Integer → Little Endian Bytes
Enter a number in decimal, hex (0x...), binary (0b...), or octal (0o...) and choose byte width.
Endian Bytes → Integer
Paste byte sequences such as 78 56 34 12, 0x78,0x56,0x34,0x12, or \x78\x56\x34\x12.
What a Little Endian Calculator Actually Solves
If you work with memory dumps, binary files, firmware, network protocols, or low-level debugging, you constantly jump between human-readable numbers and raw byte order. That conversion is where mistakes happen. A little endian calculator removes that friction by showing exactly how a value is laid out byte-by-byte.
In short: little endian means the least significant byte comes first in memory. Big endian means the most significant byte comes first. Same value, different byte order.
Quick example
The 32-bit hex value 0x12345678 is stored as:
- Big endian bytes:
12 34 56 78 - Little endian bytes:
78 56 34 12
The number does not change. Only its byte arrangement changes.
When You Need This Tool
- Reverse engineering binaries and patch files
- Reading Intel/AMD memory output and disassembly
- Building or parsing custom binary protocols
- Interpreting sensor data from embedded systems
- Debugging cross-platform serialization bugs
How to Use the Calculator
1) Integer to bytes
Enter your number, pick byte width (8/16/32/64/128-bit), and choose signed or unsigned mode. The calculator returns both big-endian and little-endian byte sequences, plus C-style byte arrays and escaped hex format.
2) Bytes to integer
Paste bytes as space-separated, comma-separated, or escaped hex. Choose whether those bytes are little endian or big endian. The calculator will decode unsigned and signed interpretations automatically.
Signed vs Unsigned: Common Source of Confusion
Endianness and signedness are separate concepts:
- Endianness: byte order
- Signedness: whether highest bit is treated as a sign bit
For example, with 16 bits, bytes D6 FF in little endian decode to raw hex FFD6. Unsigned value is 65494; signed two's complement value is -42.
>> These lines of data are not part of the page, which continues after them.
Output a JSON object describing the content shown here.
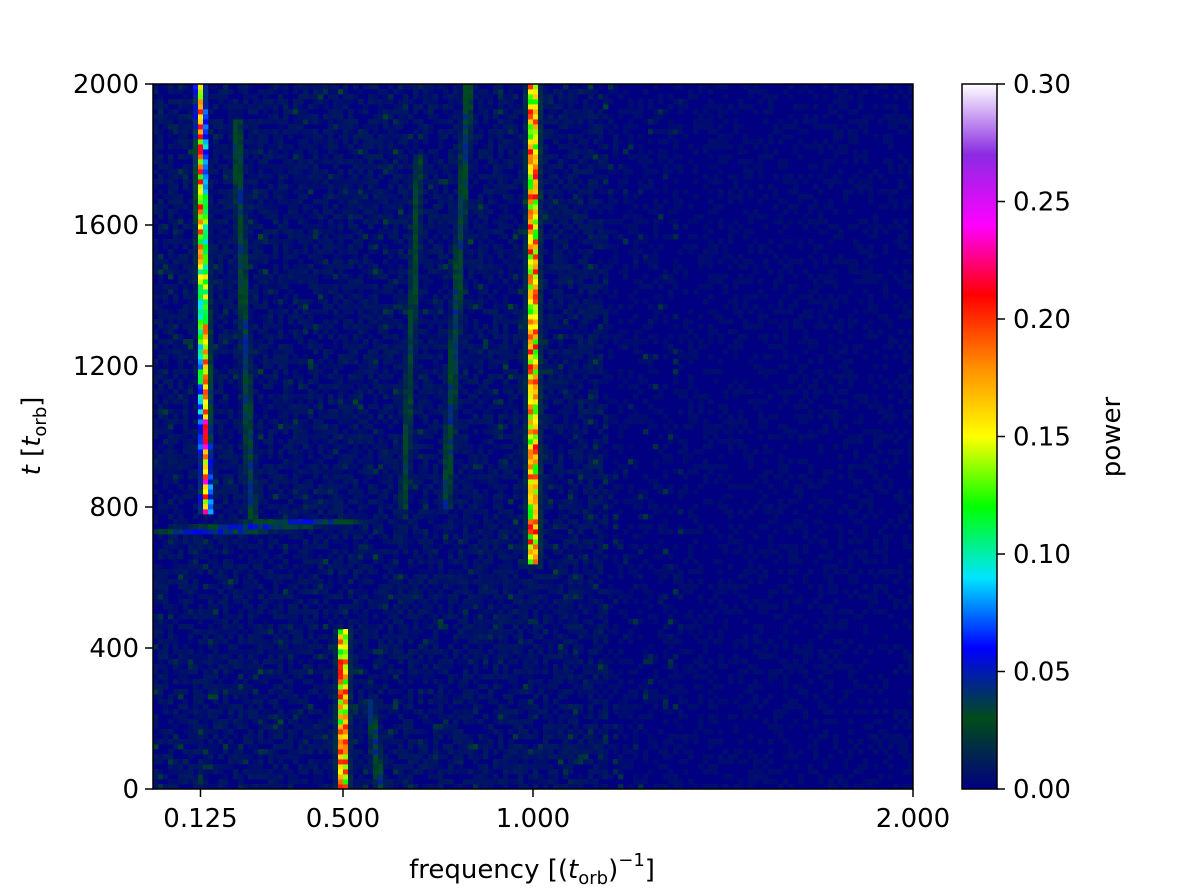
{
  "chart_data": {
    "type": "heatmap",
    "title": "",
    "xlabel": "frequency [(t_orb)^-1]",
    "ylabel": "t [t_orb]",
    "xlim": [
      0.0,
      2.0
    ],
    "ylim": [
      0,
      2000
    ],
    "x_ticks": [
      0.125,
      0.5,
      1.0,
      2.0
    ],
    "x_tick_labels": [
      "0.125",
      "0.500",
      "1.000",
      "2.000"
    ],
    "y_ticks": [
      0,
      400,
      800,
      1200,
      1600,
      2000
    ],
    "y_tick_labels": [
      "0",
      "400",
      "800",
      "1200",
      "1600",
      "2000"
    ],
    "colorbar": {
      "label": "power",
      "range": [
        0.0,
        0.3
      ],
      "ticks": [
        0.0,
        0.05,
        0.1,
        0.15,
        0.2,
        0.25,
        0.3
      ],
      "tick_labels": [
        "0.00",
        "0.05",
        "0.10",
        "0.15",
        "0.20",
        "0.25",
        "0.30"
      ],
      "colormap": "gist_ncar-like",
      "color_stops": [
        "#000080",
        "#004c1a",
        "#0000ff",
        "#00e5ff",
        "#00ff00",
        "#ffff00",
        "#ff8c00",
        "#ff0000",
        "#ff00ff",
        "#8a2be2",
        "#ffffff"
      ]
    },
    "background_power": 0.005,
    "features": [
      {
        "freq_start": 0.14,
        "freq_end": 0.125,
        "t_start": 780,
        "t_end": 2000,
        "peak_power": 0.24
      },
      {
        "freq_start": 0.145,
        "freq_end": 0.4,
        "t_start": 730,
        "t_end": 760,
        "peak_power": 0.07
      },
      {
        "freq_start": 0.26,
        "freq_end": 0.22,
        "t_start": 760,
        "t_end": 1900,
        "peak_power": 0.05
      },
      {
        "freq_start": 0.66,
        "freq_end": 0.7,
        "t_start": 800,
        "t_end": 1800,
        "peak_power": 0.04
      },
      {
        "freq_start": 0.77,
        "freq_end": 0.83,
        "t_start": 800,
        "t_end": 2000,
        "peak_power": 0.05
      },
      {
        "freq_start": 1.0,
        "freq_end": 1.0,
        "t_start": 640,
        "t_end": 2000,
        "peak_power": 0.29
      },
      {
        "freq_start": 0.5,
        "freq_end": 0.5,
        "t_start": 0,
        "t_end": 450,
        "peak_power": 0.28
      },
      {
        "freq_start": 0.6,
        "freq_end": 0.57,
        "t_start": 0,
        "t_end": 250,
        "peak_power": 0.05
      }
    ]
  }
}
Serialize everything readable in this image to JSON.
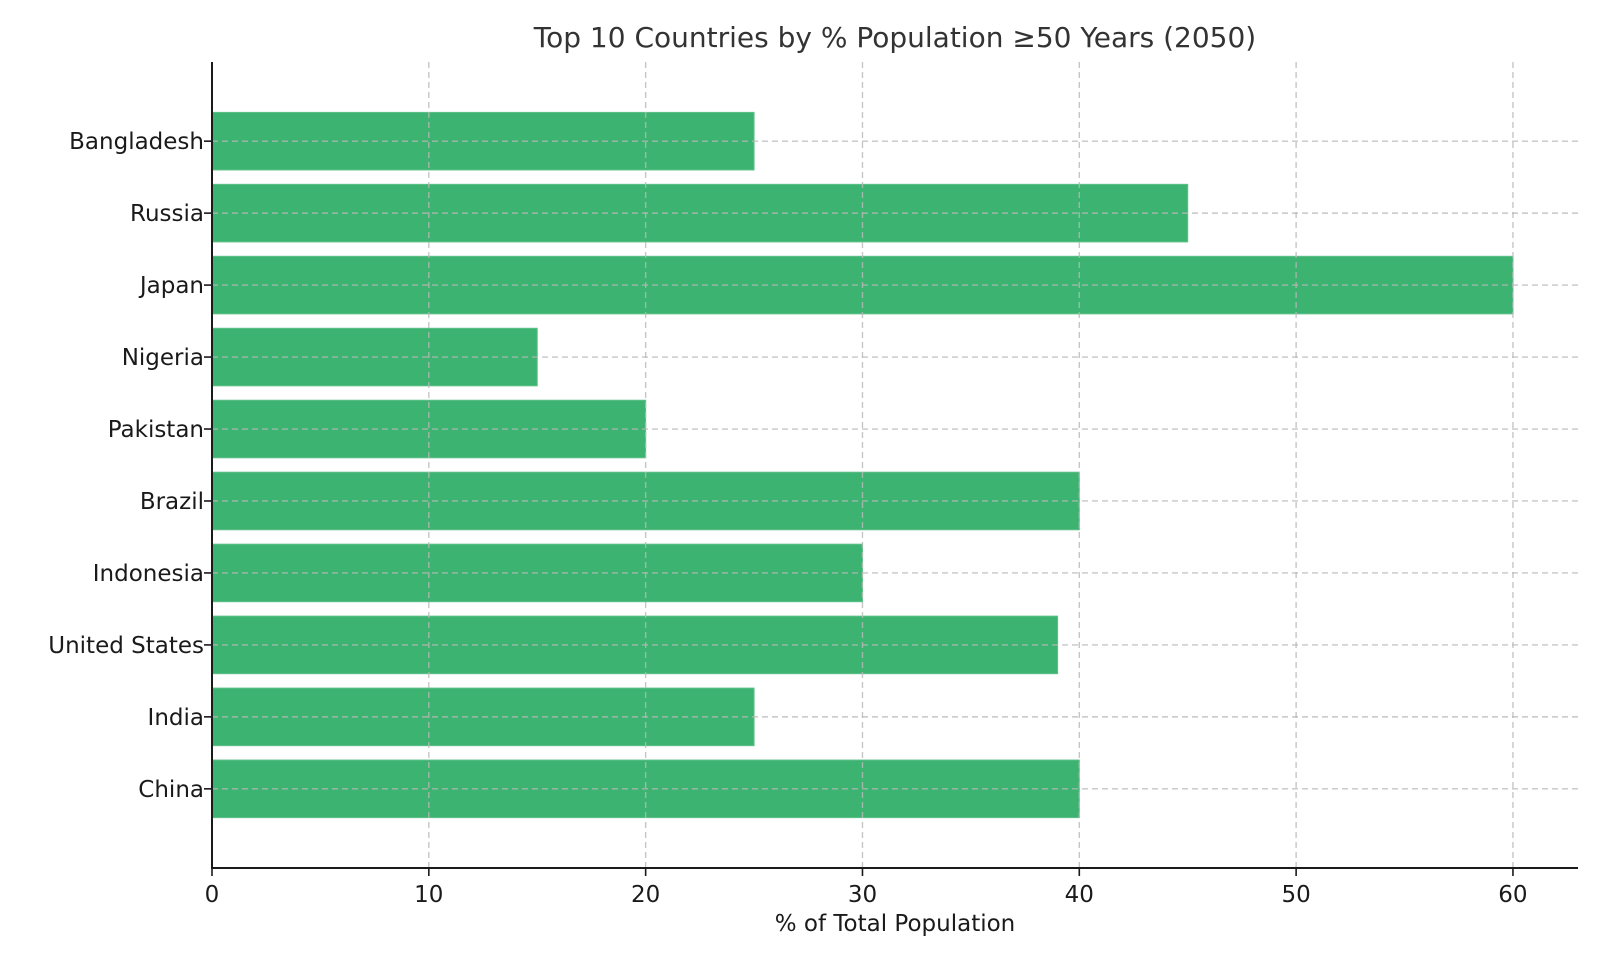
{
  "chart_data": {
    "type": "bar",
    "orientation": "horizontal",
    "title": "Top 10 Countries by % Population ≥50 Years (2050)",
    "xlabel": "% of Total Population",
    "ylabel": "",
    "categories": [
      "China",
      "India",
      "United States",
      "Indonesia",
      "Brazil",
      "Pakistan",
      "Nigeria",
      "Japan",
      "Russia",
      "Bangladesh"
    ],
    "values": [
      40,
      25,
      39,
      30,
      40,
      20,
      15,
      60,
      45,
      25
    ],
    "xlim": [
      0,
      63
    ],
    "xticks": [
      0,
      10,
      20,
      30,
      40,
      50,
      60
    ],
    "xtick_labels": [
      "0",
      "10",
      "20",
      "30",
      "40",
      "50",
      "60"
    ],
    "grid": true,
    "grid_style": "dashed",
    "bar_color": "#3cb371",
    "legend": null
  }
}
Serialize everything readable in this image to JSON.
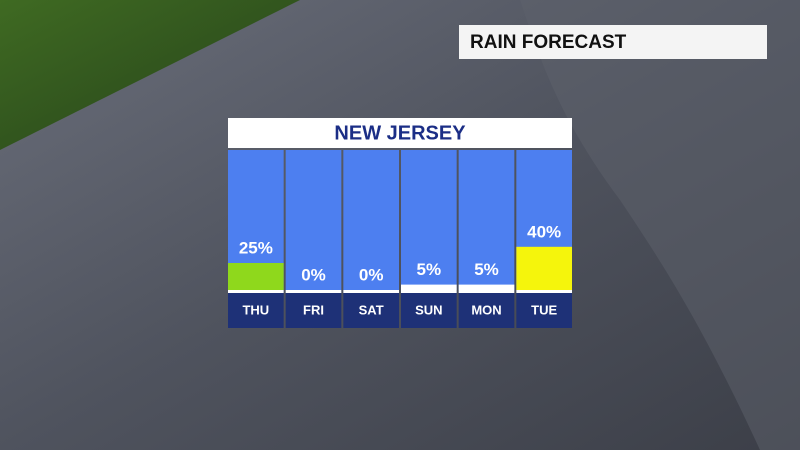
{
  "chart_data": {
    "type": "bar",
    "heading": "RAIN FORECAST",
    "title": "NEW JERSEY",
    "categories": [
      "THU",
      "FRI",
      "SAT",
      "SUN",
      "MON",
      "TUE"
    ],
    "values": [
      25,
      0,
      0,
      5,
      5,
      40
    ],
    "value_labels": [
      "25%",
      "0%",
      "0%",
      "5%",
      "5%",
      "40%"
    ],
    "colors": [
      "#8fd81c",
      "#ffffff",
      "#ffffff",
      "#ffffff",
      "#ffffff",
      "#f5f50c"
    ]
  }
}
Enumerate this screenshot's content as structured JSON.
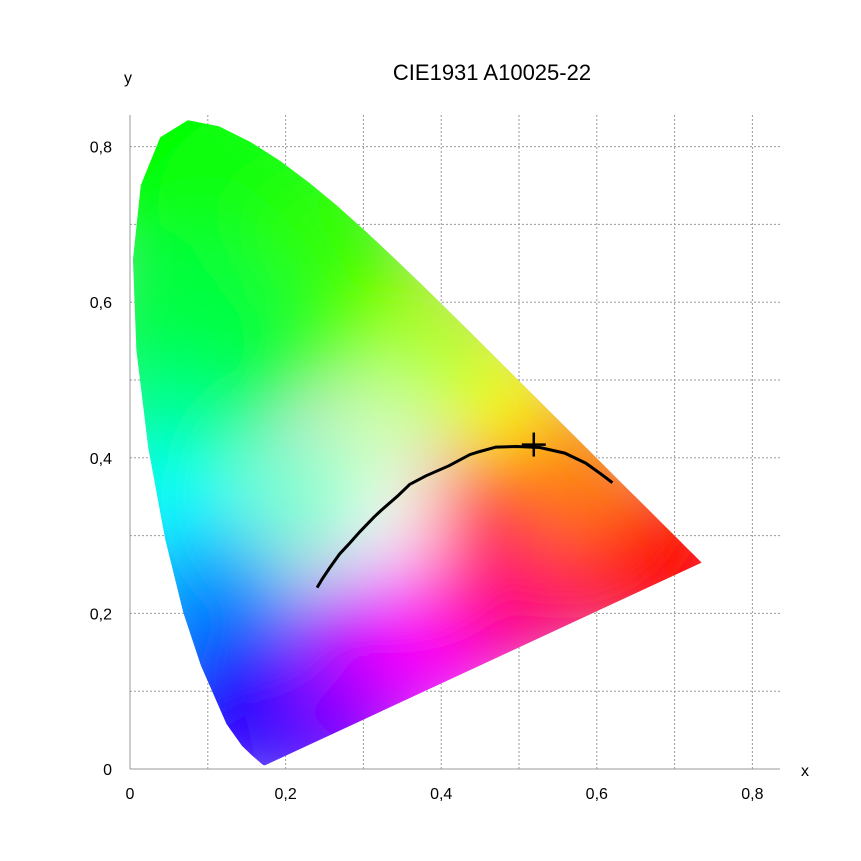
{
  "chart_data": {
    "type": "scatter",
    "title": "CIE1931 A10025-22",
    "xlabel": "x",
    "ylabel": "y",
    "xlim": [
      0,
      0.82
    ],
    "ylim": [
      0,
      0.82
    ],
    "grid": true,
    "x_ticks": [
      "0",
      "0,2",
      "0,4",
      "0,6",
      "0,8"
    ],
    "y_ticks": [
      "0",
      "0,2",
      "0,4",
      "0,6",
      "0,8"
    ],
    "x_tick_values": [
      0,
      0.2,
      0.4,
      0.6,
      0.8
    ],
    "y_tick_values": [
      0,
      0.2,
      0.4,
      0.6,
      0.8
    ],
    "spectral_locus": {
      "x": [
        0.1741,
        0.1738,
        0.1736,
        0.1733,
        0.1726,
        0.1714,
        0.1689,
        0.1644,
        0.1566,
        0.144,
        0.1241,
        0.0913,
        0.0687,
        0.0454,
        0.0235,
        0.0082,
        0.0039,
        0.0139,
        0.0389,
        0.0743,
        0.1142,
        0.1547,
        0.1929,
        0.2296,
        0.2658,
        0.3016,
        0.3373,
        0.3731,
        0.4087,
        0.4441,
        0.4788,
        0.5125,
        0.5448,
        0.5752,
        0.6029,
        0.627,
        0.6482,
        0.6658,
        0.6801,
        0.6915,
        0.7006,
        0.7079,
        0.714,
        0.719,
        0.723,
        0.726,
        0.7283,
        0.73,
        0.7347
      ],
      "y": [
        0.005,
        0.0049,
        0.0049,
        0.0048,
        0.0048,
        0.0051,
        0.0069,
        0.0109,
        0.0177,
        0.0297,
        0.0578,
        0.1327,
        0.2007,
        0.295,
        0.4127,
        0.5384,
        0.6548,
        0.7502,
        0.812,
        0.8338,
        0.8262,
        0.8059,
        0.7816,
        0.7543,
        0.7243,
        0.6923,
        0.6589,
        0.6245,
        0.5896,
        0.5547,
        0.5202,
        0.4866,
        0.4544,
        0.4242,
        0.3965,
        0.3725,
        0.3514,
        0.334,
        0.3197,
        0.3083,
        0.2993,
        0.292,
        0.2859,
        0.2809,
        0.277,
        0.274,
        0.2717,
        0.27,
        0.2653
      ]
    },
    "planckian_locus": {
      "x": [
        0.2405,
        0.2472,
        0.2565,
        0.2693,
        0.2806,
        0.2952,
        0.3135,
        0.3221,
        0.3447,
        0.3597,
        0.3805,
        0.4101,
        0.4369,
        0.4476,
        0.4703,
        0.497,
        0.5267,
        0.5587,
        0.5857,
        0.607,
        0.62
      ],
      "y": [
        0.2331,
        0.2443,
        0.2584,
        0.2762,
        0.2883,
        0.3048,
        0.3237,
        0.3318,
        0.3516,
        0.3659,
        0.3768,
        0.3898,
        0.4041,
        0.4074,
        0.4137,
        0.4145,
        0.4133,
        0.406,
        0.3932,
        0.378,
        0.368
      ]
    },
    "marker": {
      "x": 0.519,
      "y": 0.417,
      "shape": "cross"
    },
    "colors": {
      "curve": "#000000",
      "marker": "#000000",
      "grid": "#9a9a9a"
    }
  }
}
Practical Engineering Notes
CPUs
Most desktop/server CPUs you use today are little endian by default (x86/x64). That is why memory viewers and debugger byte panes often look reversed compared to protocol specs and RFC diagrams.
Network protocols
Many network standards define multi-byte integers in big endian (network byte order). If your host system is little endian, you must convert at boundaries.
Binary file formats
Some formats are fixed little endian (common in Windows ecosystems), others big endian, and some include explicit endianness markers. Always check the format spec before parsing.
Mini Reference
Value: 0x0A0B0C0D Big endian bytes: 0A 0B 0C 0D Little endian bytes: 0D 0C 0B 0A If bytes are 0D 0C 0B 0A: - As little endian => 0x0A0B0C0D - As big endian => 0x0D0C0B0A
Final Takeaway
Most conversion bugs are not hard math problems—they are representation problems. Use this little endian calculator whenever you move between numeric values and byte streams, especially in debugging sessions where one swapped byte can waste hours.